Question

The conjugate of the surd \[\sqrt 5 - 2\] ?
A. $\sqrt 5 + 2$
B. $ - \sqrt 5 + 2$
C. Either (a) or (b)
D. None of these

Answer 1

Hint: Two quadratic surds can be written as a sum and also as a difference. So these sum and difference simple quadratic surds are conjugate to each other. A surd is an expression that includes a root whether it be a square root, a cube root, or any other root. They are used to represent irrational numbers.
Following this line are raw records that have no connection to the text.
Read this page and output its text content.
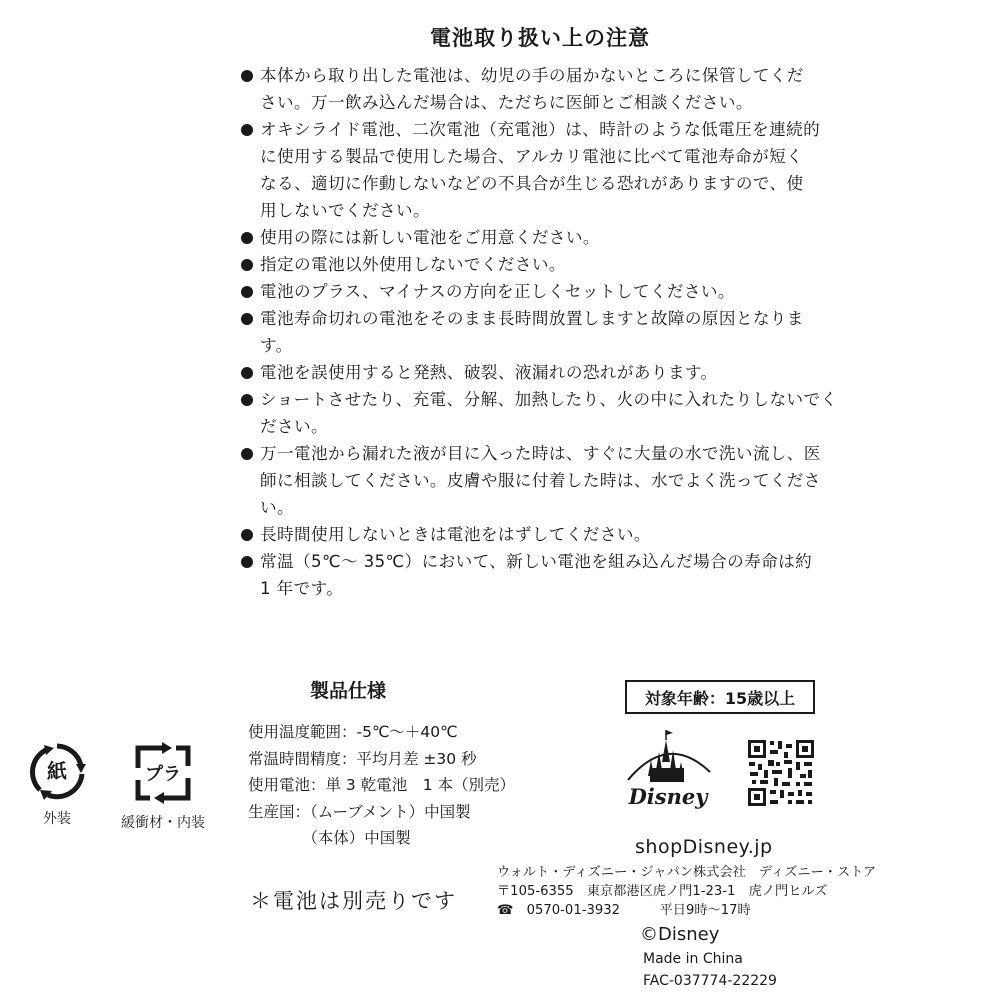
電池取り扱い上の注意
本体から取り出した電池は、幼児の手の届かないところに保管してくだ
さい。万一飲み込んだ場合は、ただちに医師とご相談ください。
オキシライド電池、二次電池（充電池）は、時計のような低電圧を連続的
に使用する製品で使用した場合、アルカリ電池に比べて電池寿命が短く
なる、適切に作動しないなどの不具合が生じる恐れがありますので、使
用しないでください。
使用の際には新しい電池をご用意ください。
指定の電池以外使用しないでください。
電池のプラス、マイナスの方向を正しくセットしてください。
電池寿命切れの電池をそのまま長時間放置しますと故障の原因となりま
す。
電池を誤使用すると発熱、破裂、液漏れの恐れがあります。
ショートさせたり、充電、分解、加熱したり、火の中に入れたりしないでく
ださい。
万一電池から漏れた液が目に入った時は、すぐに大量の水で洗い流し、医
師に相談してください。皮膚や服に付着した時は、水でよく洗ってください。
長時間使用しないときは電池をはずしてください。
常温（5℃～ 35℃）において、新しい電池を組み込んだ場合の寿命は約
1 年です。
製品仕様
使用温度範囲：-5℃～＋40℃
常温時間精度：平均月差 ±30 秒
使用電池：単 3 乾電池　1 本（別売）
生産国：（ムーブメント）中国製
　　　　（本体）中国製
＊電池は別売りです
紙
外装
プラ
緩衝材・内装
対象年齢：15歳以上
Disney
shopDisney.jp
ウォルト・ディズニー・ジャパン株式会社　ディズニー・ストア
〒105-6355　東京都港区虎ノ門1-23-1　虎ノ門ヒルズ
☎　0570-01-3932　　　平日9時～17時
©Disney
Made in China
FAC-037774-22229
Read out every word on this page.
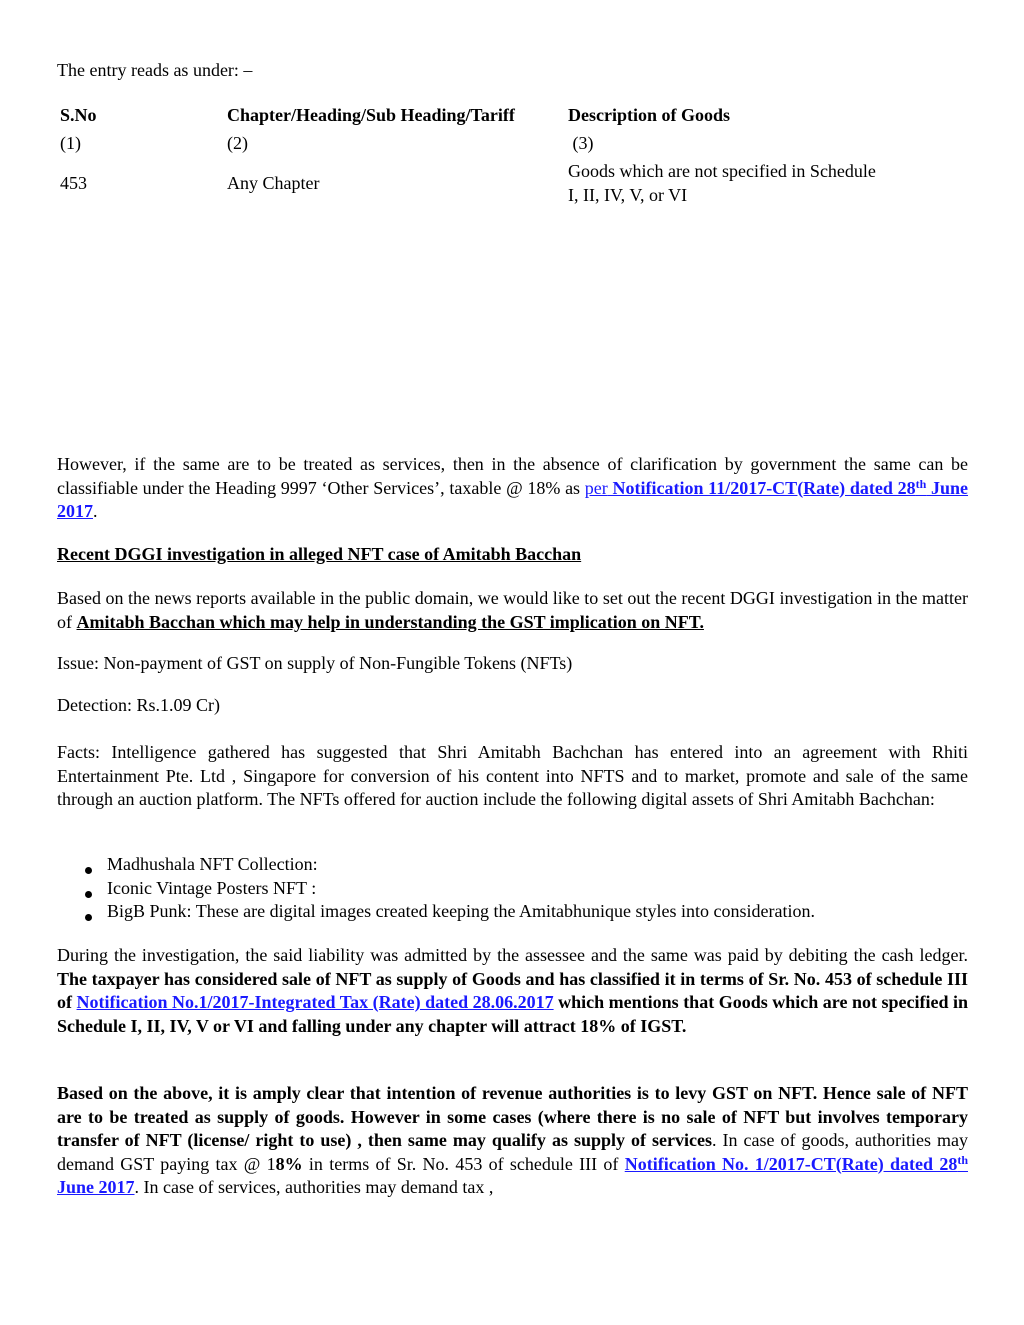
The entry reads as under: –
S.No	Chapter/Heading/Sub Heading/Tariff	Description of Goods
(1)	(2)	(3)
453	Any Chapter	Goods which are not specified in Schedule
I, II, IV, V, or VI
However, if the same are to be treated as services, then in the absence of clarification by government the same can be classifiable under the Heading 9997 ‘Other Services’, taxable @ 18% as per Notification 11/2017-CT(Rate) dated 28th June 2017.
Recent DGGI investigation in alleged NFT case of Amitabh Bacchan
Based on the news reports available in the public domain, we would like to set out the recent DGGI investigation in the matter of Amitabh Bacchan which may help in understanding the GST implication on NFT.
Issue: Non-payment of GST on supply of Non-Fungible Tokens (NFTs)
Detection: Rs.1.09 Cr)
Facts: Intelligence gathered has suggested that Shri Amitabh Bachchan has entered into an agreement with Rhiti Entertainment Pte. Ltd , Singapore for conversion of his content into NFTS and to market, promote and sale of the same through an auction platform. The NFTs offered for auction include the following digital assets of Shri Amitabh Bachchan:
Madhushala NFT Collection:
Iconic Vintage Posters NFT :
BigB Punk: These are digital images created keeping the Amitabhunique styles into consideration.
During the investigation, the said liability was admitted by the assessee and the same was paid by debiting the cash ledger. The taxpayer has considered sale of NFT as supply of Goods and has classified it in terms of Sr. No. 453 of schedule III of Notification No.1/2017-Integrated Tax (Rate) dated 28.06.2017 which mentions that Goods which are not specified in Schedule I, II, IV, V or VI and falling under any chapter will attract 18% of IGST.
Based on the above, it is amply clear that intention of revenue authorities is to levy GST on NFT. Hence sale of NFT are to be treated as supply of goods. However in some cases (where there is no sale of NFT but involves temporary transfer of NFT (license/ right to use) , then same may qualify as supply of services. In case of goods, authorities may demand GST paying tax @ 18% in terms of Sr. No. 453 of schedule III of Notification No. 1/2017-CT(Rate) dated 28th June 2017. In case of services, authorities may demand tax ,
Complete step-by-step solution:
Numbers that cannot be expressed as fractions or recurring decimals are known as surds. They are irrational numbers containing a root, which can be either a square root or a cube root.
A conjugate of a number is the pair of that number joined by different signs. It is formed by changing the sign between two terms or surds.
Two quadratic surds can be written as a sum and also as a difference. So these sum and difference simple quadratic surds are conjugate to each other.
$\sqrt 5 - 2$ is a surd.
According to the definition, the sum and difference of two simple quadratic surds are conjugate to each other.
This means the difference $\left( {\sqrt 5 - 2} \right)$ and the sum $\left( {\sqrt 5 + 2} \right)$ are conjugate to each other.
This implies that $\left( {\sqrt 5 + 2} \right)$ is the conjugate of $\left( {\sqrt 5 - 2} \right)$ .
Therefore, option (a) is correct.
Option (b) is not correct because it changes both the signs which is not the principle of conjugate surds. Therefore, it is incorrect.

Note: The rationalization surds of a number are derived by multiplying the numerator and denominator with the conjugate surd of the denominator. This must be kept in mind that there must be a fractional surd to rationalize and not a simple surd, like the above example.
If the product of two binomial surds is rational then the surds are known as conjugate surds.